In Lawless v. Anderson, 2010 ONSC 2723 (CanLII), Mr. Justice David M. Brown dealt with a small but potentially significant practice point: the appropriate use to be made of an opposing party’s examination for discovery transcript on a motion for summary judgment. In this medical malpractice case, the defendant physician moved for summary judgment on the basis that the plaintiff had failed to sue within the applicable limitation period. Discoverability was a key issue.
The moving party filed the transcript of the plaintiff’s examination for discovery. When counsel for the plaintiff sought to rely on the same transcript, the defendant’s lawyer objected, arguing that on a motion for summary judgment, a party cannot rely upon the transcript of his or her own examination for discovery. Justice Brown referred to Rule 39.04(2), which provides that “[o]n the hearing of a motion, a party may not use in evidence the party’s own examination for discovery or the examination for discovery of any person examined on behalf or in place of, or in addition to, the party unless the other parties consent.”
However, His Honour noted that in this case, the moving party had filed, in its entirety, the transcript of the plaintiff’s examination and that [a]As a general rule when a party places into evidence answers given by an opposite party on her examination for discovery, such evidence is available to either party in the same manner as any other evidence”.
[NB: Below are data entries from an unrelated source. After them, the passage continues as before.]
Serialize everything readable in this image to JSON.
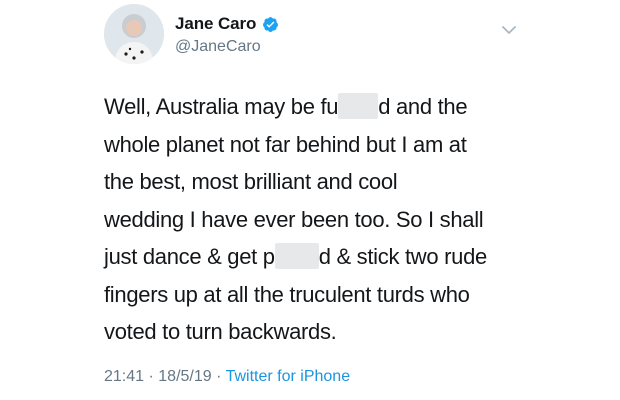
{
  "user": {
    "display_name": "Jane Caro",
    "handle": "@JaneCaro",
    "verified": true
  },
  "tweet": {
    "line1_a": "Well, Australia may be fu",
    "line1_b": "d and the",
    "line2": "whole planet not far behind but I am at",
    "line3": "the best, most brilliant and cool",
    "line4": "wedding I have ever been too. So I shall",
    "line5_a": "just dance & get p",
    "line5_b": "d & stick two rude",
    "line6": "fingers up at all the truculent turds who",
    "line7": "voted to turn backwards."
  },
  "meta": {
    "time": "21:41",
    "separator": " · ",
    "date": "18/5/19",
    "source": "Twitter for iPhone"
  },
  "colors": {
    "accent": "#1da1f2",
    "text": "#14171a",
    "secondary": "#657786"
  },
  "icons": {
    "verified": "verified-badge-icon",
    "caret": "chevron-down-icon"
  }
}
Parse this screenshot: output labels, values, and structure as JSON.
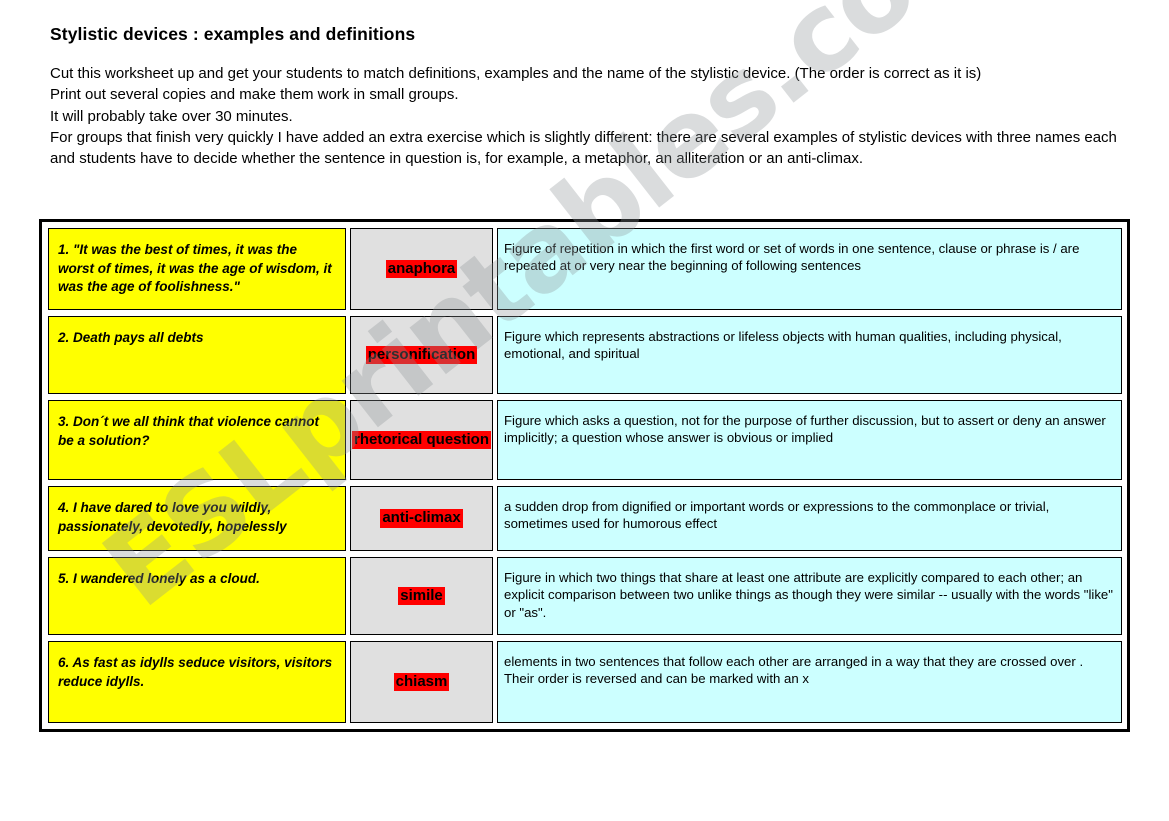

Counsel for the defendant submitted that although he had filed the whole transcript, he had only intended to refer to certain portions of it. However, Justice Brown said that “I must confess such an intention is not apparent from the face of Dr. Anderson’s motion record” and that as a result, the plaintiff could refer to the evidence that had been filed by the defendant. His Honour summarized the applicable law this way:
Absent a clear statement by the moving party that he only intended to rely on certain portions of Ms. Lawless’ discovery transcript, it reasonably was open to the responding party to operate on the assumption that the entire transcript was in evidence as part of the moving party’s record and to take that into consideration in determining the contents of the responding party’s record. With the entire transcript in evidence, the responding party could use that evidence as she could any other evidence in the record. All of which is to say, if a party on a motion for summary judgment wishes to rely on limited portions of the examination for discovery of an opposite party, it should only include in its record the passages it intends to “read-in”. Otherwise, in the absence of a statement of limited use, the entirety of a filed transcript becomes part of the record available for use in the same manner as any other evidence filed on the motion.
The first and fourth sentences of this passage suggest that a moving party can limit the use to be made of a discovery transcript that he or she is filing, by making a “clear statement” of the intention to rely on only certain portions of that transcript. However, the third sentence appears to take a more restrictive view and suggests that a moving party should file only those parts of the transcript on which he or she plans to rely.
Presumably, it would always be open to the responding party to argue that the parts of the transcript that the moving party has chosen to file are incomplete without other portions of the transcript and to force the moving party to file those portions as well.